I was going to suggest Roger Penrose but I am shocked after looking him up to see that he’s still going strong at 87 years of age
 
In which case, here are some special people I have come across in my studies in psychology:

John Bowlby - Wikipedia -- he really revolutionised how we view child development. Many people have heard of Harry Harlow's monkey experiments into attachment theory but Bowlby got there first and with considerably more compassion and rigour. He inspired worldwide a new way of looking at how we should bring up children. Before Bowlby, the attitude was ignore babies lest they be spoilt. After Bowlby, we realised that this was a good way of rearing psychopaths.

Susan Sutherland Isaacs - Wikipedia -- another titan of child development. She realised that independent play was a crucial part of learning how to deal with the world. Like Bowlby, Isaacs truly changed the world.

Melanie Klein - Wikipedia -- took psychoanalysis into the realm of children, thus opening up the idea that a child's world is distinct from that of an adult and crucial to study in its own right.

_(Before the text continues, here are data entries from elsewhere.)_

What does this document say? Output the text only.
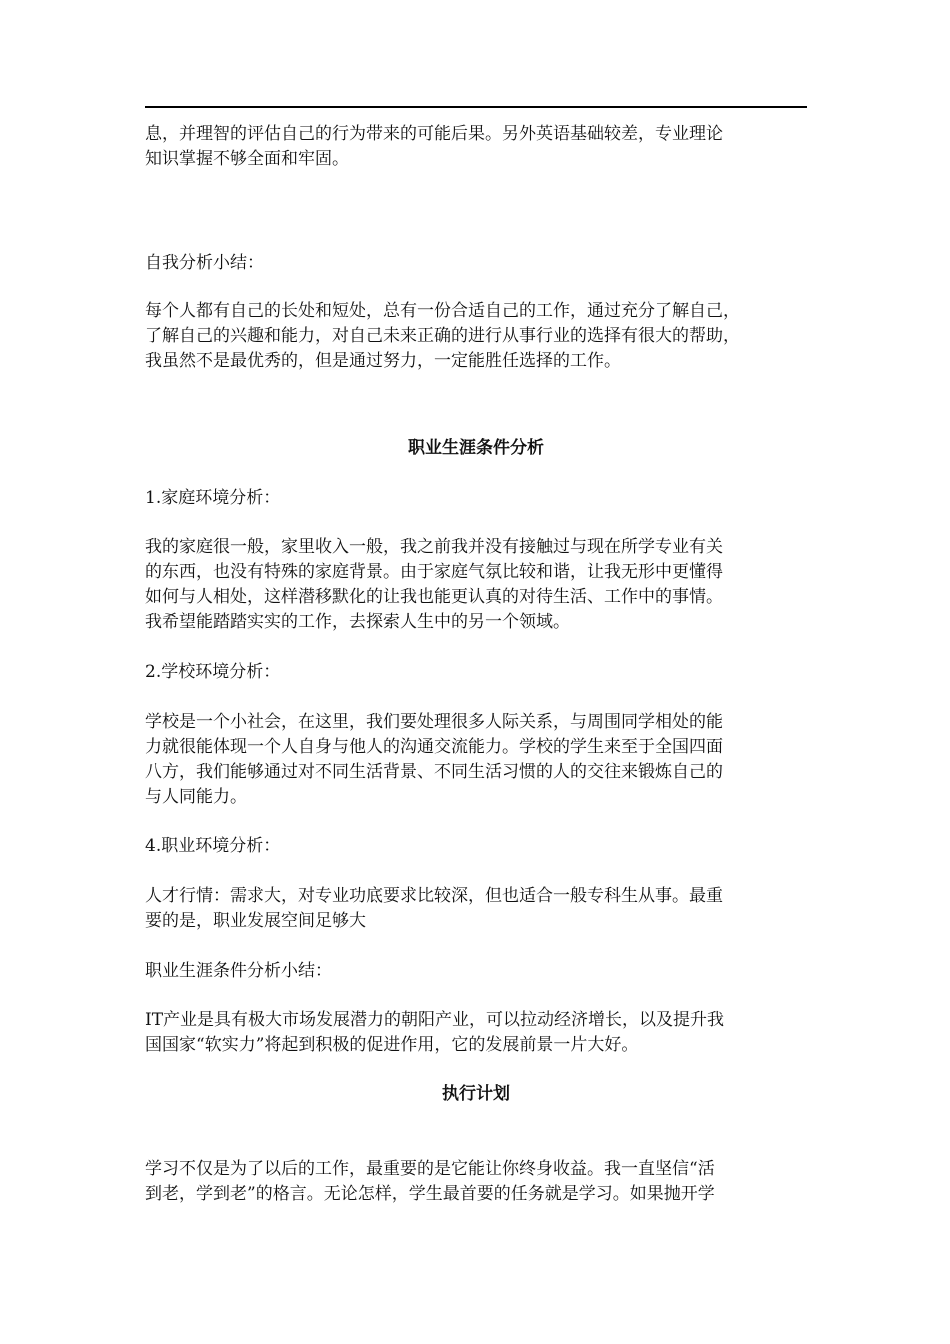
息，并理智的评估自己的行为带来的可能后果。另外英语基础较差，专业理论
知识掌握不够全面和牢固。
自我分析小结：
每个人都有自己的长处和短处，总有一份合适自己的工作，通过充分了解自己，
了解自己的兴趣和能力，对自己未来正确的进行从事行业的选择有很大的帮助，
我虽然不是最优秀的，但是通过努力，一定能胜任选择的工作。
职业生涯条件分析
1.家庭环境分析：
我的家庭很一般，家里收入一般，我之前我并没有接触过与现在所学专业有关
的东西，也没有特殊的家庭背景。由于家庭气氛比较和谐，让我无形中更懂得
如何与人相处，这样潜移默化的让我也能更认真的对待生活、工作中的事情。
我希望能踏踏实实的工作，去探索人生中的另一个领域。
2.学校环境分析：
学校是一个小社会，在这里，我们要处理很多人际关系，与周围同学相处的能
力就很能体现一个人自身与他人的沟通交流能力。学校的学生来至于全国四面
八方，我们能够通过对不同生活背景、不同生活习惯的人的交往来锻炼自己的
与人同能力。
4.职业环境分析：
人才行情：需求大，对专业功底要求比较深，但也适合一般专科生从事。最重
要的是，职业发展空间足够大
职业生涯条件分析小结：
IT产业是具有极大市场发展潜力的朝阳产业，可以拉动经济增长，以及提升我
国国家“软实力”将起到积极的促进作用，它的发展前景一片大好。
执行计划
学习不仅是为了以后的工作，最重要的是它能让你终身收益。我一直坚信“活
到老，学到老”的格言。无论怎样，学生最首要的任务就是学习。如果抛开学
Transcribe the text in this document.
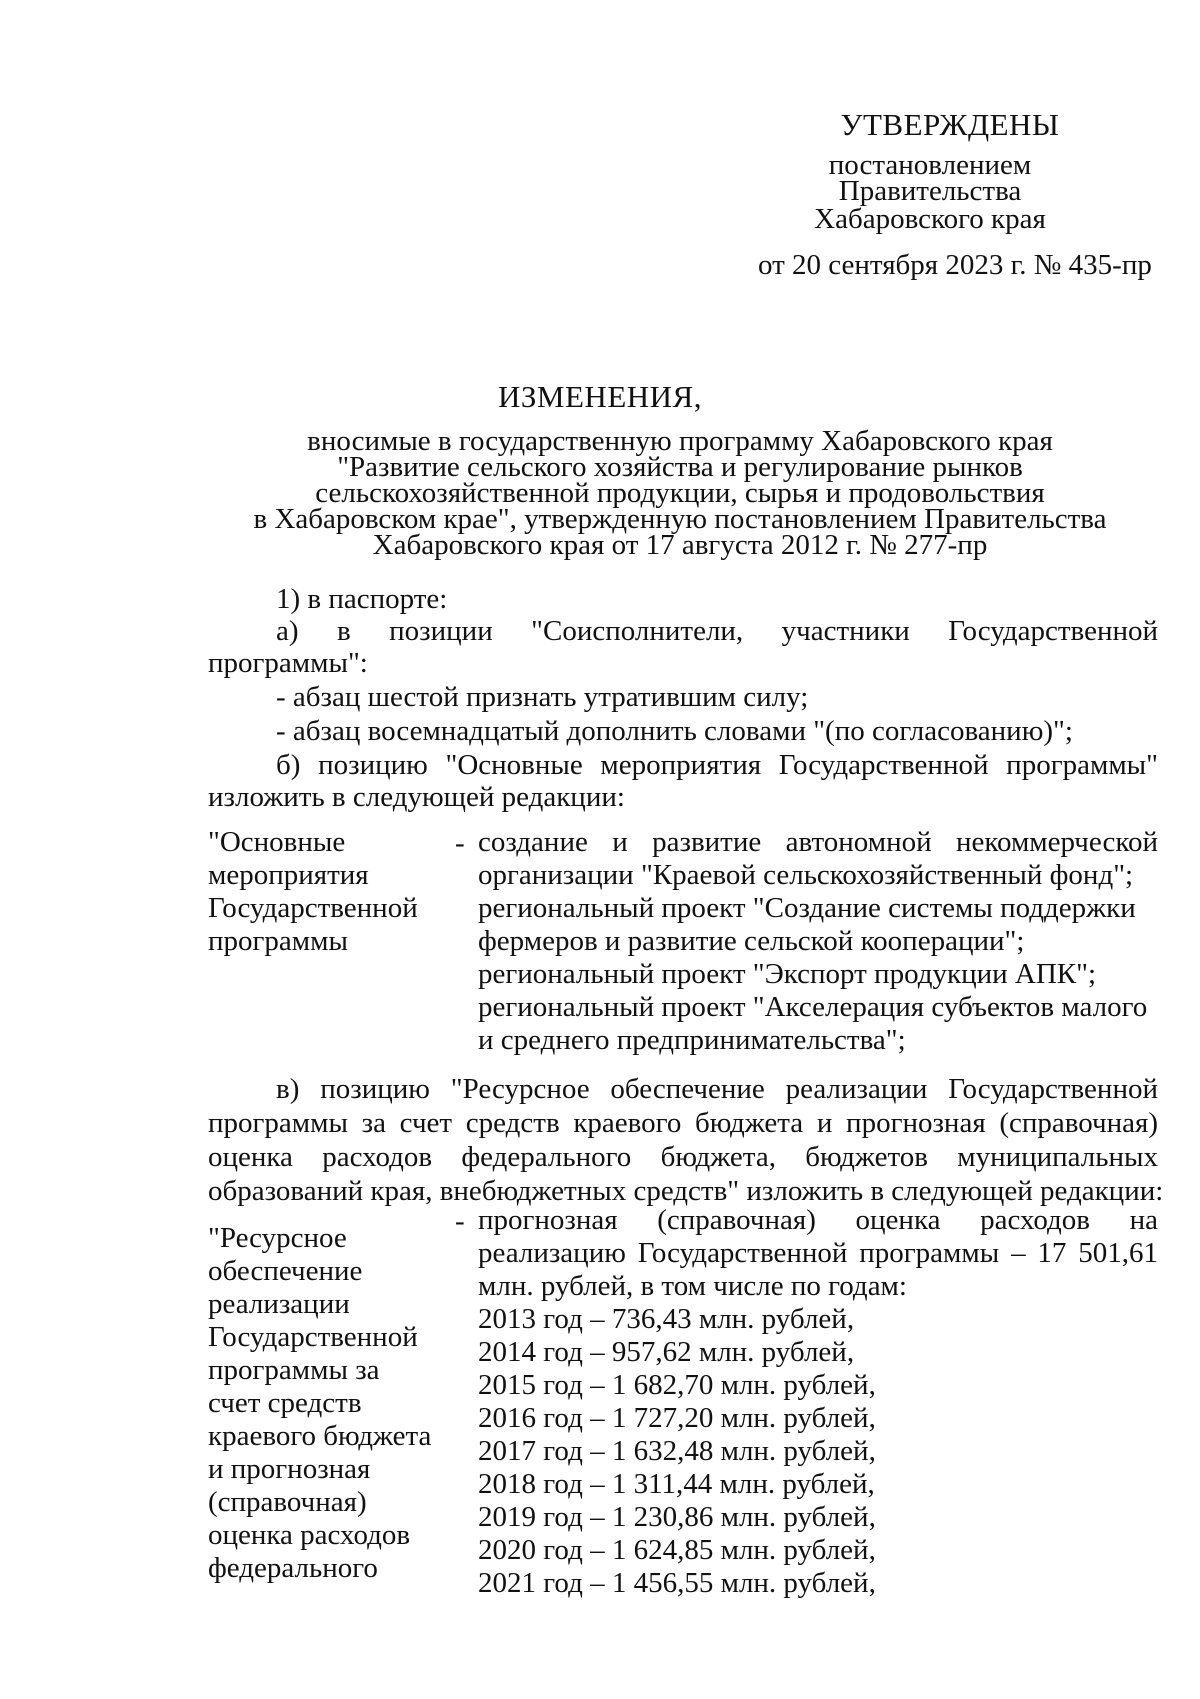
УТВЕРЖДЕНЫ
постановлением
Правительства
Хабаровского края
от 20 сентября 2023 г. № 435-пр
ИЗМЕНЕНИЯ,
вносимые в государственную программу Хабаровского края
"Развитие сельского хозяйства и регулирование рынков
сельскохозяйственной продукции, сырья и продовольствия
в Хабаровском крае", утвержденную постановлением Правительства
Хабаровского края от 17 августа 2012 г. № 277-пр
1) в паспорте:
а) в позиции "Соисполнители, участники Государственной
программы":
- абзац шестой признать утратившим силу;
- абзац восемнадцатый дополнить словами "(по согласованию)";
б) позицию "Основные мероприятия Государственной программы"
изложить в следующей редакции:
"Основные
мероприятия
Государственной
программы
- создание и развитие автономной некоммерческой
организации "Краевой сельскохозяйственный фонд";
региональный проект "Создание системы поддержки
фермеров и развитие сельской кооперации";
региональный проект "Экспорт продукции АПК";
региональный проект "Акселерация субъектов малого
и среднего предпринимательства";
в) позицию "Ресурсное обеспечение реализации Государственной
программы за счет средств краевого бюджета и прогнозная (справочная)
оценка расходов федерального бюджета, бюджетов муниципальных
образований края, внебюджетных средств" изложить в следующей редакции:
"Ресурсное
обеспечение
реализации
Государственной
программы за
счет средств
краевого бюджета
и прогнозная
(справочная)
оценка расходов
федерального
- прогнозная (справочная) оценка расходов на
реализацию Государственной программы – 17 501,61
млн. рублей, в том числе по годам:
2013 год – 736,43 млн. рублей,
2014 год – 957,62 млн. рублей,
2015 год – 1 682,70 млн. рублей,
2016 год – 1 727,20 млн. рублей,
2017 год – 1 632,48 млн. рублей,
2018 год – 1 311,44 млн. рублей,
2019 год – 1 230,86 млн. рублей,
2020 год – 1 624,85 млн. рублей,
2021 год – 1 456,55 млн. рублей,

Donald Broadbent - Wikipedia -- an astounding thinker who pretty much single-handedly invented the study of attention (alright, that's hyperbole -- all scientists build on other work, but Broadbent's innovations were myriad and brilliant). As if that wasn't enough, he leapt from that to invent whole new areas of cognitive psychology.

Anne Treisman - Wikipedia -- whilst we're on the subject of attention, Treisman needs a mention. We owe a lot of what we know to how human beings filter and select items for attention (and ignore others) to Anne Treisman, who sadly died just this year.

All brilliant British scientists of the 21st century (and beyond). If I had to choose one -- which is tough -- I'd probably go for Bowlby, because he really did silently change the world in a really fundamental way. But any of them would grace the £50.
 
The committee which draws up the shortlist will include space scientist Maggie Aderin-Pocock, author and genetics expert Emily Grossman, editor of the British Journal for the History of Science Simon Schaffer, and theoretical and particle physicist Simon Singh.

Never fear, Thatcher-haters. She will be nowhere near that shortlist.